Face2Emoji

Confusion Matrix of the Model, showing the accuracy
Example of the website working with Live Camera
Website in use -- photo upload

Inspiration

Everyday we text people, and when people are busy, they can use text to speech to send messages without touching their phone. We were inspired by how this technology converts one form of information (sound) into another (words/texts to send). We realized there weren’t any systems that interpret facial expressions and convert them to emojis, yet emojis are really important in texting because it helps convey tone through a screen. We thought it’d be really interesting to connect human facial expressions to that kind of digital expression, and using our skills of computer vision, machine learning and web interaction, we believed we could achieve this.

What it does

This is Face2Emoji, a web based application that reads a user’s live facial expression and translates it into an emoji in real time. In this application, users would open the website, and the website uses the camera to capture live facial expressions from the user. Then, the machine learning model embedded in the website analyzes the face and predicts the emotion. The matching emoji and label will then appear on the screen. Predictions will continue updating in real time as the user changes their facial expression as well.

How we built it

First, we organized and collected a bunch of facial expression datasets, into the following classes: happy, sad, angry, scared, surprised, wink, and neutral. There are 9112 images total. Then, we used a ResNet18 model, or a Convolutional Neural Network (CNN) with resized 160x160 images, 24 epochs and batch sizes of 64 to train the model to classify emotions. This CNN first learns simple features such as edges, lines and curves. Then, in the next layers, it combines these simple features into larger parts such as eyes and mouth. In the deeper layers, it learns more complex patterns related to the specific expressions. After combining all of these learned patterns, the model is able to distinguish between emotions. Then we exported the final .pth model for inference and to connect it with the website. As for the website, the backend was written in Python involving a web framework to handle routing, running the ML model we incorporated. The frontend was created using HTML and uses webcam to capture live video input from the user directly in the browser.

Challenges we ran into

Throughout our project, we encountered many challenges and learnt lessons from them. On the machine learning side, the initial hiccup we faced was figuring out what model to use–whether it being a CNN or a R-CNN–to produce the best results. While the model achieved good metrics, it was very difficult for it to classify images with different lighting, angles, and subtle expressions. As for the website, setting up a backend environment was especially challenging as it involved handling real-time data input from different sources (file uploads and live webcam frames encoded in base64), and converting them into a compatible format with our ML pipeline.

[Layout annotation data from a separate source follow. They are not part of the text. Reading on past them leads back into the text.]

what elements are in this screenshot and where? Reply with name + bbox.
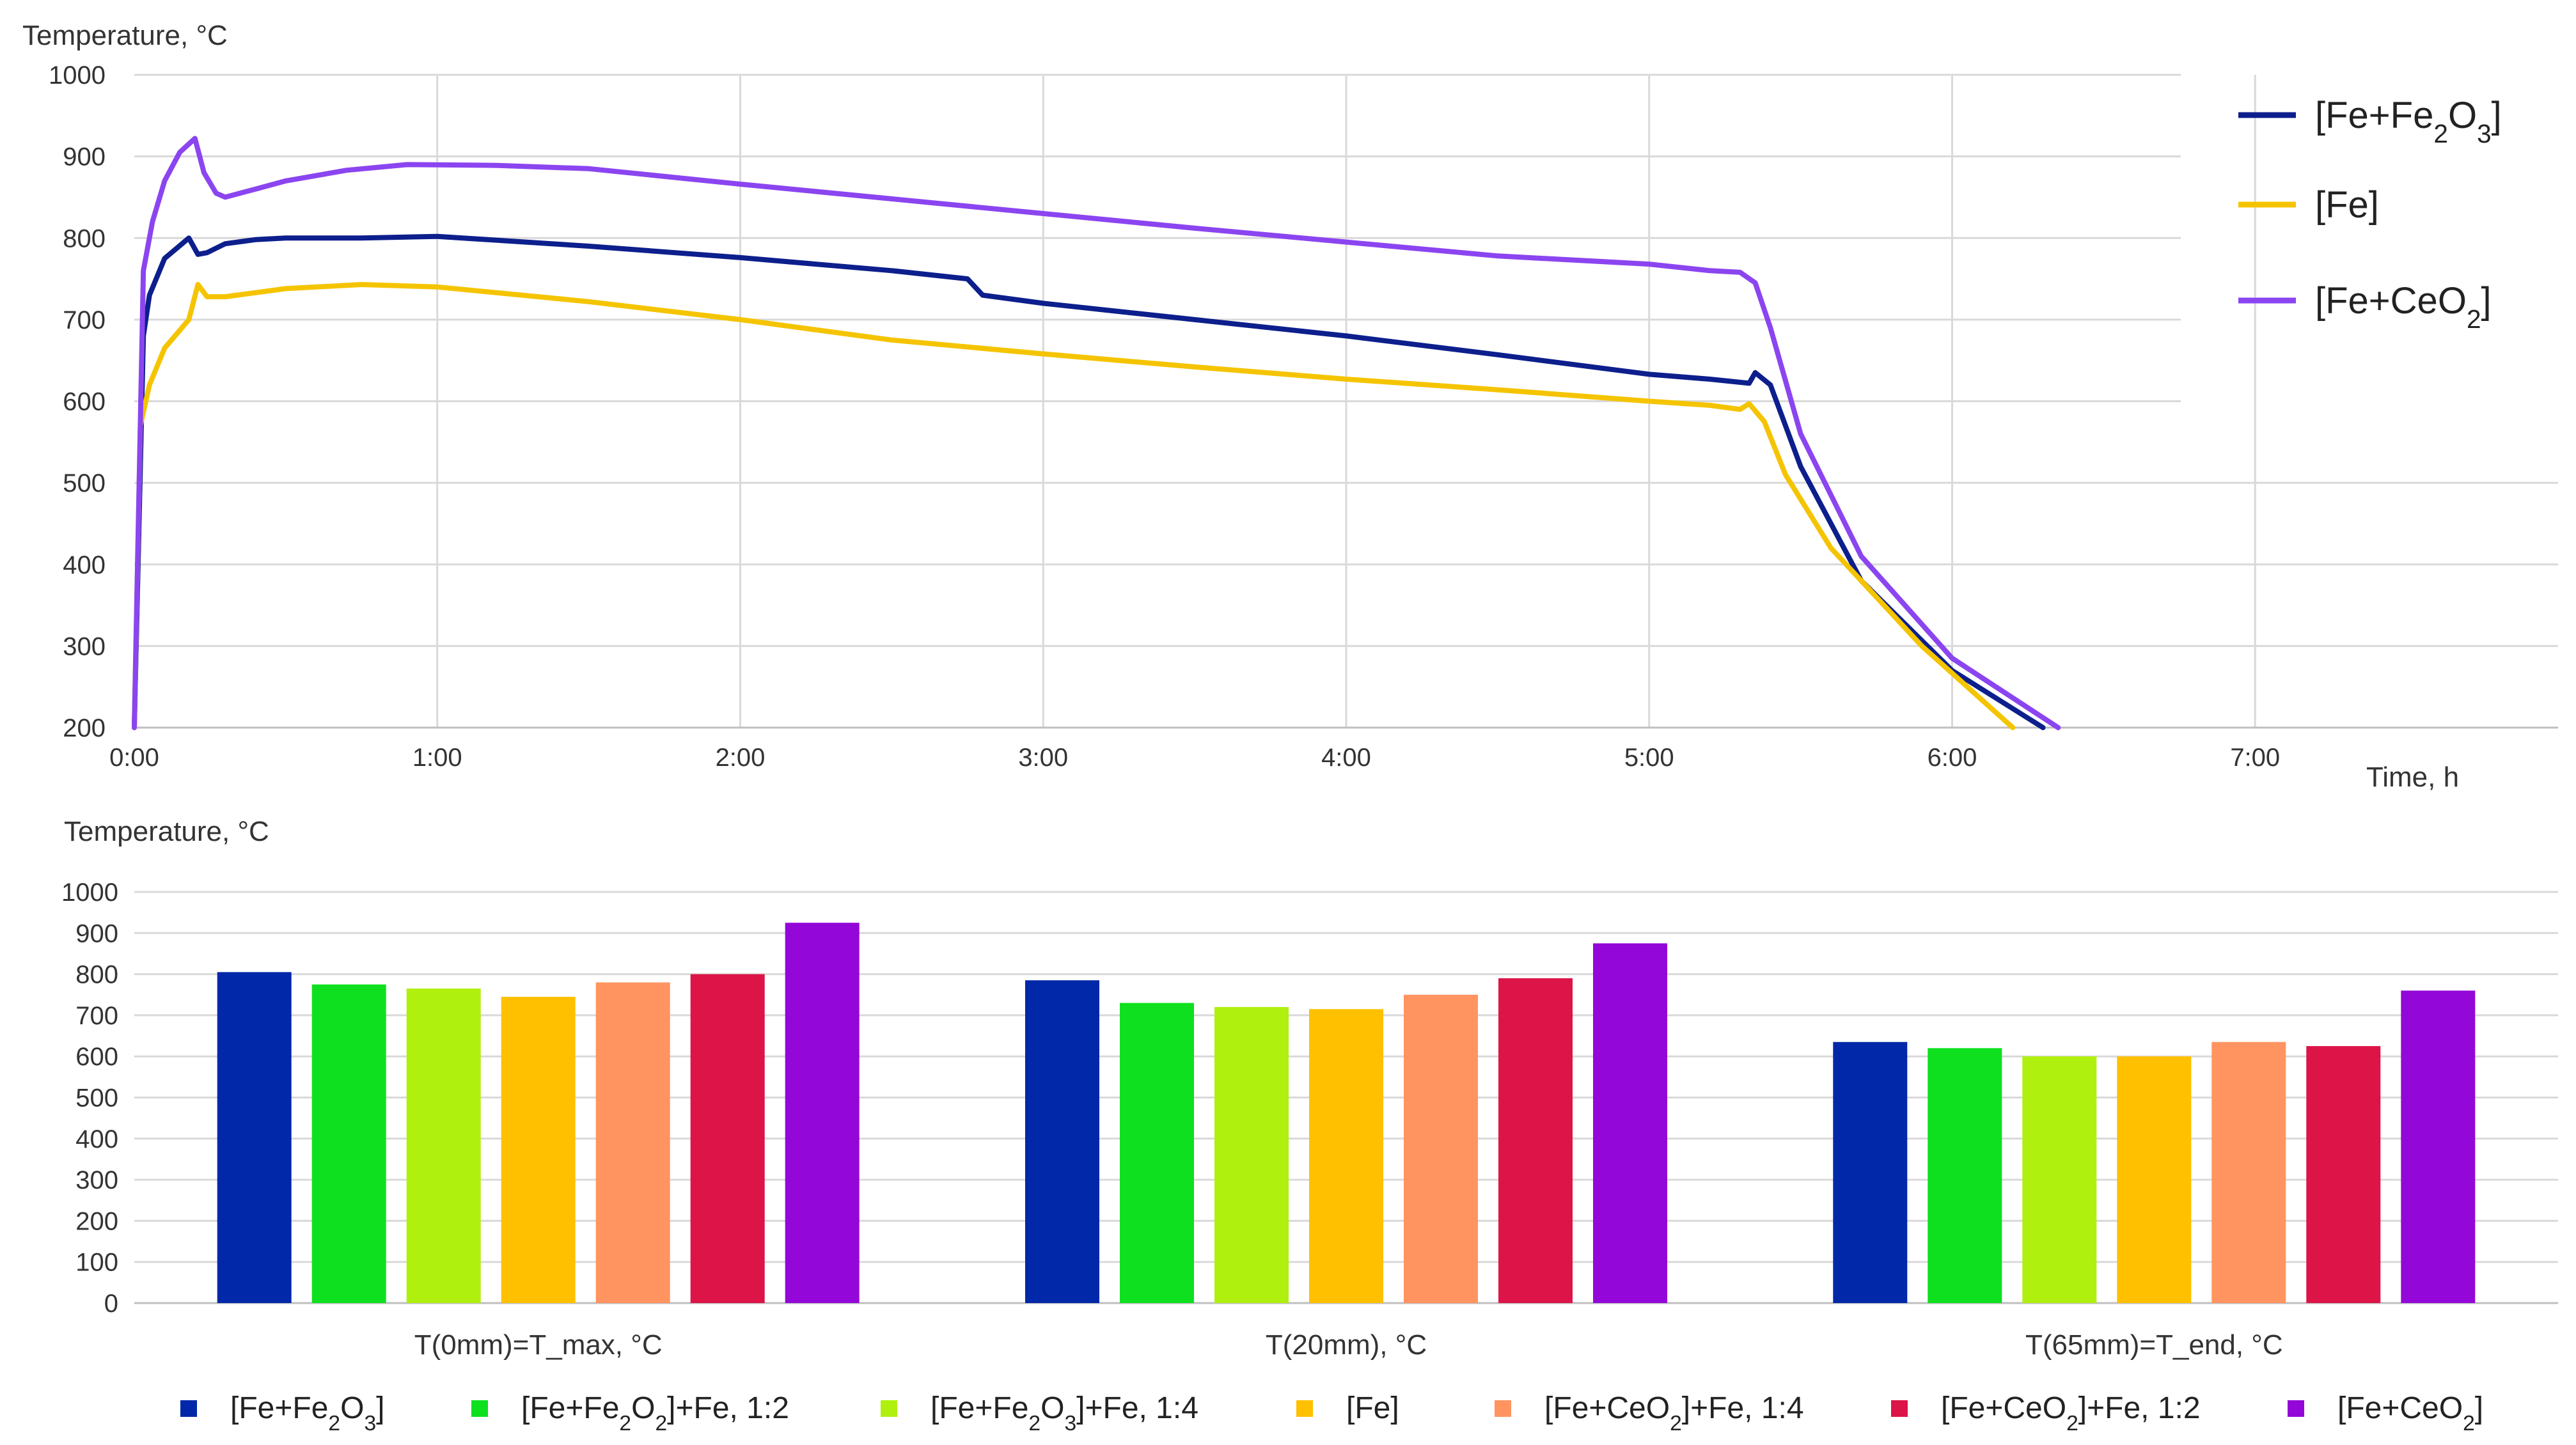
bar-chart-bar [1593,943,1667,1303]
line-chart-y-tick-label: 200 [63,714,106,742]
line-chart-y-ticks: 1000 900 800 700 600 500 400 300 200 [49,61,106,742]
bar-chart-y-tick-label: 400 [75,1125,118,1153]
bar-chart-bar [1833,1042,1908,1303]
bar-chart-y-tick-label: 700 [75,1002,118,1030]
bar-chart-y-tick-label: 900 [75,919,118,948]
bar-chart-y-tick-label: 0 [104,1290,118,1318]
line-chart-gridlines [134,74,2558,729]
bar-chart-legend-swatch [180,1400,197,1417]
line-chart-series [132,136,2061,730]
line-chart-legend-label: [Fe] [2315,184,2379,226]
line-chart-x-tick-label: 0:00 [109,744,159,772]
line-chart-x-ticks: 0:00 1:00 2:00 3:00 4:00 5:00 6:00 7:00 [109,744,2280,772]
line-chart-y-tick-label: 500 [63,469,106,497]
bar-chart-bar [1498,978,1573,1303]
bar-chart-bars [217,923,2476,1304]
bar-chart-legend-label: [Fe+CeO2] [2337,1391,2483,1435]
bar-chart-y-tick-label: 800 [75,961,118,989]
line-chart-legend-label: [Fe+Fe2O3] [2315,95,2502,148]
line-chart-series-line [132,233,2046,730]
bar-chart-y-title: Temperature, °C [64,816,269,847]
bar-chart-legend-label: [Fe+CeO2]+Fe, 1:2 [1941,1391,2201,1435]
line-chart-y-tick-label: 400 [63,551,106,579]
bar-chart-bar [1309,1009,1383,1303]
bar-chart-bar [311,984,386,1303]
line-chart-x-tick-label: 2:00 [716,744,766,772]
bar-chart-bar [1928,1048,2002,1303]
line-chart-x-tick-label: 1:00 [412,744,462,772]
bar-chart-legend-label: [Fe+Fe2O3] [230,1391,384,1435]
bar-chart-bar [2401,990,2476,1303]
bar-chart-category-label: T(65mm)=T_end, °C [2025,1329,2283,1361]
bar-chart-y-tick-label: 600 [75,1043,118,1071]
line-chart-x-tick-label: 4:00 [1321,744,1371,772]
bar-chart-bar [2117,1056,2192,1303]
bar-chart-legend-label: [Fe+CeO2]+Fe, 1:4 [1544,1391,1804,1435]
line-chart-x-tick-label: 7:00 [2230,744,2280,772]
bar-chart-bar [2022,1056,2097,1303]
bar-chart-bar [2211,1042,2286,1303]
line-chart-x-tick-label: 3:00 [1018,744,1068,772]
bar-chart-bar [595,982,670,1303]
bar-chart-legend-swatch [471,1400,488,1417]
bar-chart-bar [2306,1046,2381,1303]
bar-chart-legend-swatch [1495,1400,1511,1417]
line-chart-y-tick-label: 900 [63,143,106,171]
bar-chart-y-tick-label: 1000 [61,879,118,907]
line-chart-x-tick-label: 5:00 [1624,744,1674,772]
line-chart-y-tick-label: 1000 [49,61,106,90]
line-chart-y-title: Temperature, °C [22,20,228,51]
bar-chart-category-label: T(0mm)=T_max, °C [414,1329,663,1361]
line-chart-x-title: Time, h [2366,762,2459,793]
bar-chart-legend-swatch [2288,1400,2304,1417]
bar-chart-y-tick-label: 100 [75,1249,118,1277]
bar-chart-y-tick-label: 200 [75,1207,118,1235]
bar-chart-categories: T(0mm)=T_max, °C T(20mm), °C T(65mm)=T_end… [414,1329,2283,1361]
bar-chart-legend-label: [Fe] [1346,1391,1399,1425]
bar-chart-legend-swatch [881,1400,897,1417]
bar-chart-bar [690,974,765,1303]
bar-chart-bar [1214,1007,1289,1303]
bar-chart-legend-swatch [1891,1400,1908,1417]
bar-chart-y-tick-label: 300 [75,1166,118,1194]
line-chart-x-tick-label: 6:00 [1928,744,1977,772]
bar-chart-legend-label: [Fe+Fe2O2]+Fe, 1:2 [521,1391,789,1435]
line-chart-y-tick-label: 600 [63,388,106,416]
line-chart-y-tick-label: 800 [63,224,106,253]
bar-chart-category-label: T(20mm), °C [1266,1329,1427,1361]
bar-chart-bar [1025,980,1099,1303]
line-chart-legend: [Fe+Fe2O3] [Fe] [Fe+CeO2] [2238,95,2502,334]
bar-chart-bar [217,972,292,1303]
bar-chart-bar [406,988,481,1303]
line-chart-series-line [132,282,2016,730]
bar-chart-legend-swatch [1296,1400,1313,1417]
bar-chart-bar [1120,1003,1194,1303]
line-chart-y-tick-label: 300 [63,632,106,660]
bar-chart-y-tick-label: 500 [75,1084,118,1113]
line-chart-y-tick-label: 700 [63,306,106,334]
bar-chart-bar [1404,994,1478,1304]
bar-chart-bar [501,997,576,1303]
bar-chart-bar [785,923,860,1303]
bar-chart: Temperature, °C 100090080070060050040030… [61,816,2558,1435]
bar-chart-legend: [Fe+Fe2O3] [Fe+Fe2O2]+Fe, 1:2 [Fe+Fe2O3]+F… [180,1391,2483,1435]
line-chart-legend-label: [Fe+CeO2] [2315,280,2492,334]
line-chart: 1000 900 800 700 600 500 400 300 200 0:00 1:00 2:0… [22,20,2558,793]
bar-chart-legend-label: [Fe+Fe2O3]+Fe, 1:4 [931,1391,1198,1435]
line-chart-series-line [132,136,2061,730]
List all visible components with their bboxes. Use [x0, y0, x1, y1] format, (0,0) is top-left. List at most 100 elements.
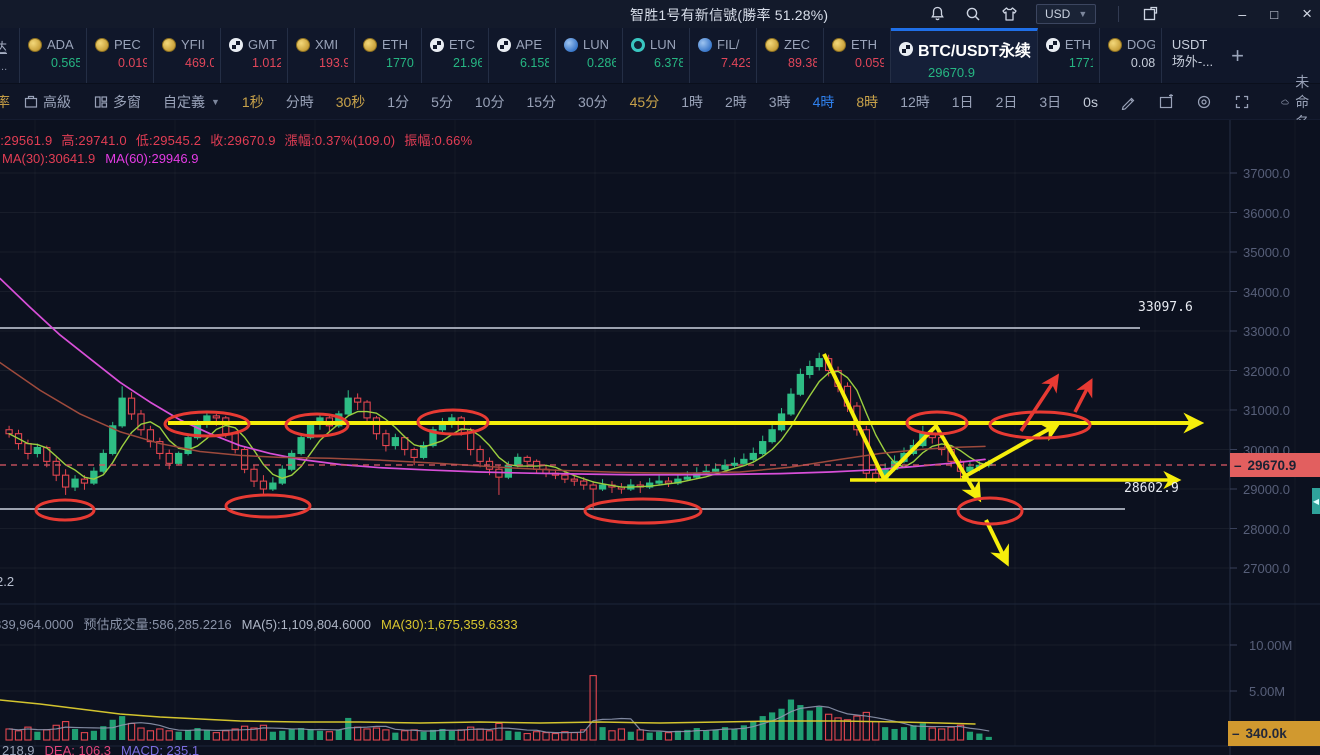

Accomplishments that we're proud of

Something that we’re extremely proud of is the accuracy of the model. The model reached a final overall accuracy of 70%. Even though it may not seem very high, it is really significant as there are 7 different classes (emotions). Distinguishing between emotions is really challenging because some expressions, such as scared and surprised, can look very similar to each other so the model can confuse them. We are extremely proud that the model was still able to learn useful facial patterns and produce strong predictions across these classes. We are also proud that we successfully connected the trained model to a live website and are able to output the predictions in real time, which is really difficult to do as the website would have to update every second and display both the predicted emotion and matching emoji. Building the entire pipeline–data organization, model training, and evaluation to deployment–was also really difficult and we are extremely pleased with how it turned out.

What we learned

Through all this, our team learned that building a machine learning model is more than just training it successfully or finding the right model, but about making sure it performs well in real world situations. One major lesson was that strong evaluation metrics does not signify strong performance on live webcam input, as factors such as lighting and camera angle can affect predictions a lot. We also learned how important preprocessing is, especially resizing, normalization, and making sure the face is clearly visible to the model. We also gained a lot of experience connecting a trained model to a live website and using it for real time inference, moving from model training to deployment and user interaction. Overall, this project taught us that machine learning is not only about building a model, but also about debugging, testing, evaluating, and making the system usable in real life conditions.

What's next for Face2Emoji

The next step is making Face2Emoji actually usable in everyday communication. We can make this possible by connecting it to messaging softwares so that this can be used in real conversations rather than just a website, making this project more useful for real users. Another important improvement would be expanding the number of supported emojis, since 7 classes doesn’t fully capture the expressions people want to use. We would also like to improve the model so it performs better on real world images with different lighting, angles, accessories, and subtle expressions, meaning that we would need to collect more data for these special cases. Overall, the next steps for Face2Emoji is to make it more scalable and useful in real world communication.